Grundbesitz im Ausland / Vergütungsfrage

  • Guten Morgen zusammen!

    Gerade erhielt ich einen Anruf und nun brauche ich mal wieder Hilfe. Ein Betreuter besitzt Immobilien in der Türkei. Der hier eingesetzte Berufsbetreuer hatte eine Rechtsanwältin in der Türkei gebeten, sich um die Immobilienverwaltung zu kümmern. Diese hat nunmehr darum gebeten, dass der Betreuer nach Istanbul reist, um die Immobilien, die in sehr schlechtem Zustand sein sollen, zu besichtigen und zu entscheiden, was mit dem Grundbesitz geschehen soll. Der Betreuer beabsichtigt daher, in zwei Wochen für drei, vier Tage in die Türkei zu reisen. Die Flug- und Unterkunftskosten sollen aus dem Vermögen des Betreuten entnommen werden. Zudem muss der Betreuer sich allerdings drei Tage Urlaub von seiner sonstigen Tätigkeit nehmen und möchte diesen ebenfalls erstattet erhalten. Bin ziemlich ratlos, wonach dies möglich sein könnte. Meine Idee war, evtl. einen Ergänzungsbetreuer einsetzen zu lassen, der die Entschädigung der Reisekosten mit dem Betreuer regeln könnte. Liege ich damit total falsch oder hat sonst jemand vielleicht gute Ideen?

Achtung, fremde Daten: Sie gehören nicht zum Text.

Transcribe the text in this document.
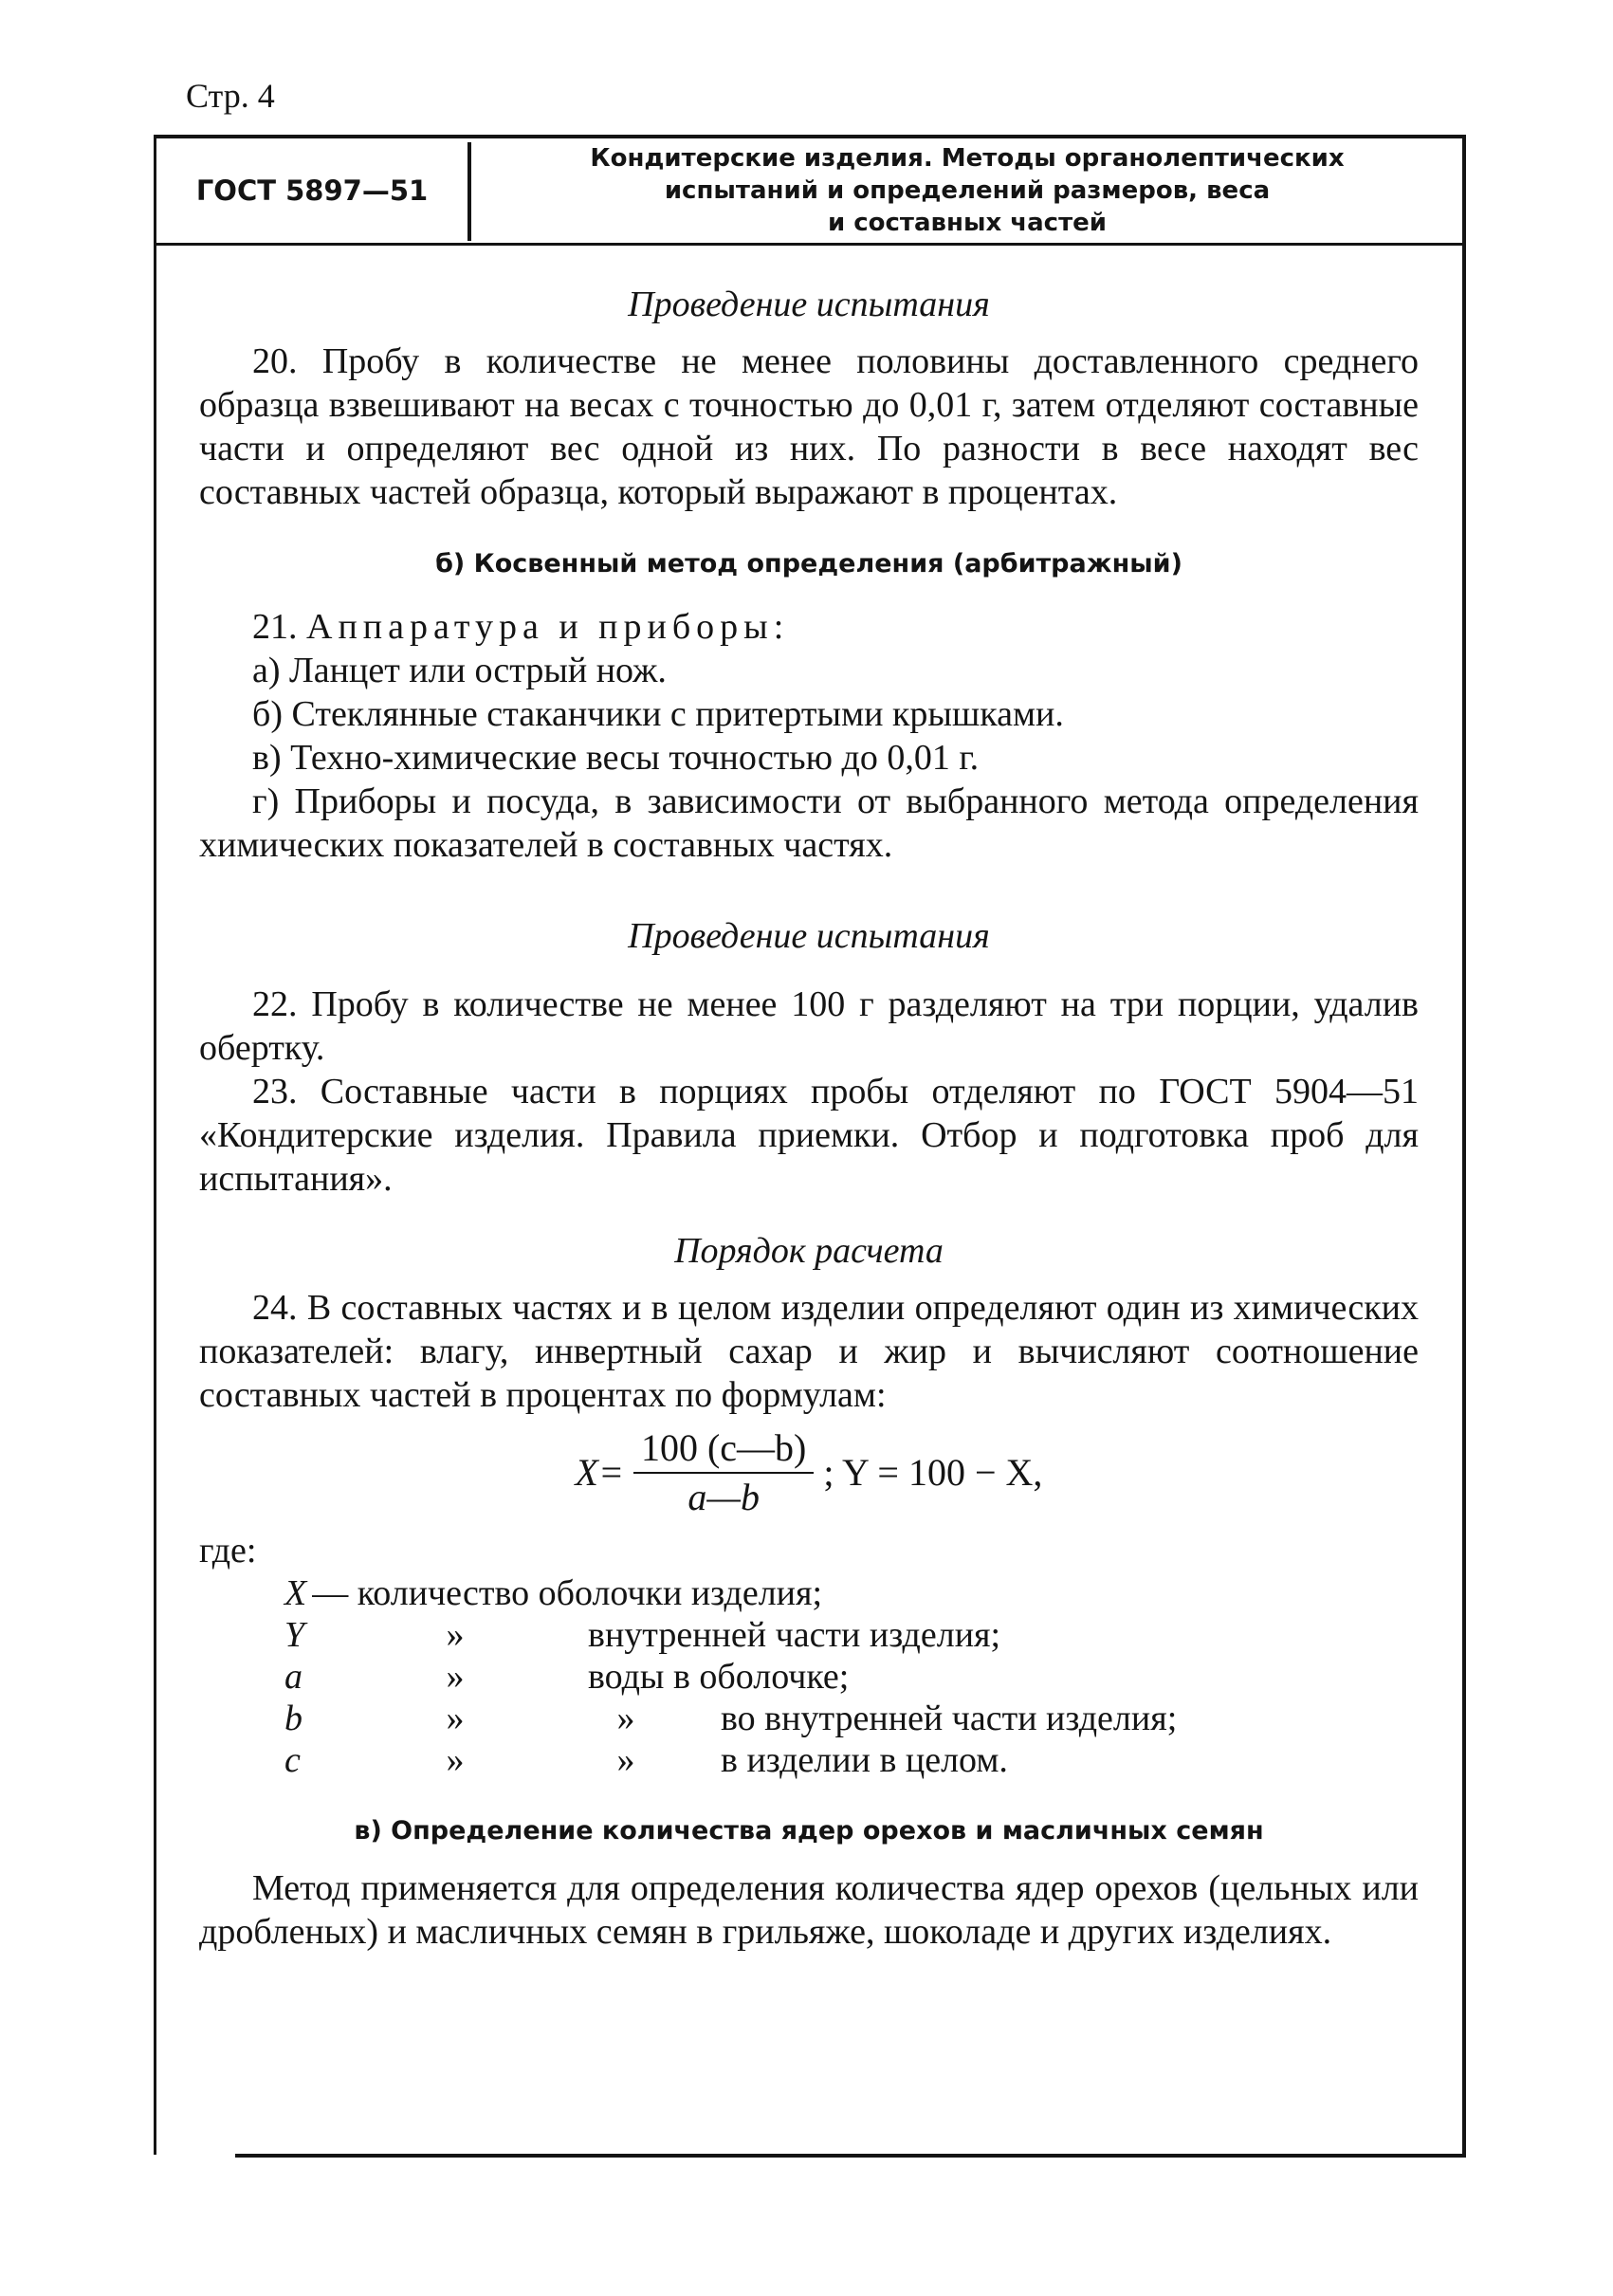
Стр. 4
ГОСТ 5897—51
Кондитерские изделия. Методы органолептических
испытаний и определений размеров, веса
и составных частей
Проведение испытания

20. Пробу в количестве не менее половины доставленного среднего образца взвешивают на весах с точностью до 0,01 г, затем отделяют составные части и определяют вес одной из них. По разности в весе находят вес составных частей образца, который выражают в процентах.

б) Косвенный метод определения (арбитражный)

21. Аппаратура и приборы:

а) Ланцет или острый нож.

б) Стеклянные стаканчики с притертыми крышками.

в) Техно-химические весы точностью до 0,01 г.

г) Приборы и посуда, в зависимости от выбранного метода определения химических показателей в составных частях.

Проведение испытания

22. Пробу в количестве не менее 100 г разделяют на три порции, удалив обертку.

23. Составные части в порциях пробы отделяют по ГОСТ 5904—51 «Кондитерские изделия. Правила приемки. Отбор и подготовка проб для испытания».

Порядок расчета

24. В составных частях и в целом изделии определяют один из химических показателей: влагу, инвертный сахар и жир и вычисляют соотношение составных частей в процентах по формулам:

$X= \frac{100 (c—b)}{a—b}$ ; Y = 100 − X,

где:

X — количество оболочки изделия;
Y	»	внутренней части изделия;
a	»	воды в оболочке;
b	»	»	во внутренней части изделия;
c	»	»	в изделии в целом.
в) Определение количества ядер орехов и масличных семян

Метод применяется для определения количества ядер орехов (цельных или дробленых) и масличных семян в грильяже, шоколаде и других изделиях.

    Liebe Grüße, hoffe natürlich auf rege Beteiligung...

  • Die Kosten für Flug und Unterkunft sind kein Problem, weil es sich insoweit um Aufwendungsersatz i.S. des § 1835 BGB aus dem Vermögen des Betreuten handelt. Eines Ergänzungsbetreuers bedarf es daher insoweit nicht. Es genügt, die Entnahme der betreffenden Kosten aus dem Vermögen des Betroffenen zu genehmigen.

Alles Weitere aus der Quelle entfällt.